Saunders graduated with a Bachelor of Arts from the University of Toronto in 1895. Saunders studied physics at Johns Hopkins University and worked under Henry A. Rowland, a pioneer in use of diffraction gratings for spectroscopy, graduating PhD in 1899.

==Career==
He tutored in physics at Haverford College from 1899 to 1901, then at Syracuse University, where he reached the status of professor in 1914. At Syracuse he worked with Alfred Fowler studying spectra in the far infra-red region, and during his sabbatical year 1913–14 worked with Friedrich Paschen at the University of Tübingen. Shortly after his return to America in 1914, he took a teaching position at Vassar College, and during World War I worked with Augustus Trowbridge (1870–1934), Karl Taylor Compton and Henry Norris Russell, developing methods of sound ranging. With Russell he would later develop Russell–Saunders coupling. In 1918 he worked as spectroscopist under R. A. Millikan at the National Research Council in Washington, D.C., followed by a short stint at the General Electric Research Laboratory in Schenectady, New York, as the guest of Willis Whitney, from 1917 to 1919.

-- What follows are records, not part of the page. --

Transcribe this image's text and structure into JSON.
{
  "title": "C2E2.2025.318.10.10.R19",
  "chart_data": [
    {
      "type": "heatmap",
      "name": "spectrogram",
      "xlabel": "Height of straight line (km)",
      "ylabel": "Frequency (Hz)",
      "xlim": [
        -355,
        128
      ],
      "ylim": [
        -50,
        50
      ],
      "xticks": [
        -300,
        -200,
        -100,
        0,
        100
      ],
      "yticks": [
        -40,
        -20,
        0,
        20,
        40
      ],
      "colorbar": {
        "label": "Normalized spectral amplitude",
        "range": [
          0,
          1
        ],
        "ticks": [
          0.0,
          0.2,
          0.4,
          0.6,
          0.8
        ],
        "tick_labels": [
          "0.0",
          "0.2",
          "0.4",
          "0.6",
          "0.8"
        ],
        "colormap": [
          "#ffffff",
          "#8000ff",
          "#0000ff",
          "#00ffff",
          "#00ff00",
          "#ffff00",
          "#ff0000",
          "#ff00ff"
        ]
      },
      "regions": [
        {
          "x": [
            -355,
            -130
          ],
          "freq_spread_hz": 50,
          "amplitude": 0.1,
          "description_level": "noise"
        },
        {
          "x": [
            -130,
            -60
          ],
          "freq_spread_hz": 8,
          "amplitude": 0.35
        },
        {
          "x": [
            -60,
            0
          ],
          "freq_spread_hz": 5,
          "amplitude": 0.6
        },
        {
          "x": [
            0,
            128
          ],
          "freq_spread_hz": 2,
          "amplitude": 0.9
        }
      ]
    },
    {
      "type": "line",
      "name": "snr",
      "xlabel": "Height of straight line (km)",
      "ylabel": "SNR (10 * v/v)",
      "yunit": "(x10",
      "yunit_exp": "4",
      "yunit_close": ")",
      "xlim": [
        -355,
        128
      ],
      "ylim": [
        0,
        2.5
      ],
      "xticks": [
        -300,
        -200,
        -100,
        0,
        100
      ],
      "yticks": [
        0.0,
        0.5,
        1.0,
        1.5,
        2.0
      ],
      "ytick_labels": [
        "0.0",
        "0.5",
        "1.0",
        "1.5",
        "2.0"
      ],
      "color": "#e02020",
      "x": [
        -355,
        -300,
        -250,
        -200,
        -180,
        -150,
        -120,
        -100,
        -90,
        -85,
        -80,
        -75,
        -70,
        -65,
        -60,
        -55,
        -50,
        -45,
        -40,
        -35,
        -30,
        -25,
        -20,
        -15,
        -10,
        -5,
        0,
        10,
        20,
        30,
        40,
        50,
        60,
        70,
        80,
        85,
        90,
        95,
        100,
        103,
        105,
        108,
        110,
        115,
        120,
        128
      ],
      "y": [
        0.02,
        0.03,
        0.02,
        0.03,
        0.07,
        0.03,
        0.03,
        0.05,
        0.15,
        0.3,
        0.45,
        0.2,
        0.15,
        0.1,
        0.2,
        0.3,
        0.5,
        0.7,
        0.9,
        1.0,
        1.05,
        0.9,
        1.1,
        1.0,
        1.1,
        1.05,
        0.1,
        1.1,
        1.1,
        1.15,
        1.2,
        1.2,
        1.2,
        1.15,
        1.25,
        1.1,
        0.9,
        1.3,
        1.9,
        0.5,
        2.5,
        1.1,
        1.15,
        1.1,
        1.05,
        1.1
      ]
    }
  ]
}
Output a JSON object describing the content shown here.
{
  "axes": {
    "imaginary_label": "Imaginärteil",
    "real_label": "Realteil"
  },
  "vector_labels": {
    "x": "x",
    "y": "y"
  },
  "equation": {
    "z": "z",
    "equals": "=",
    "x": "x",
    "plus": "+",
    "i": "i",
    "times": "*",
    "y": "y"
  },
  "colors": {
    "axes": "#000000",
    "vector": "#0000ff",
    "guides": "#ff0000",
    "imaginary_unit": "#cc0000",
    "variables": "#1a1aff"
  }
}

After a brief return to Vassar, he was invited to Harvard University by Theodore Lyman to continue his spectrographic work, then was appointed by that institution to take over the fundamentals course from the recently deceased Wallace C. Sabine, and held that position for 22 years. His textbook, A Survey of Physics for College Students, initially given a lukewarm reception by students, went through several editions. He was a professor at Harvard from 1919 to 1963. He was a visiting lecturer at Mount Holyoke College from 1942 to 1948.

Frederick Albert Saunders is one of the founders of the Acoustical Society of America (ASA). with other renowned acousticians, at the Bell headquarters in New York City, on December 27, 1928.

==Death==
Saunders died on June 9, 1963, at his home in South Hadley, Massachusetts.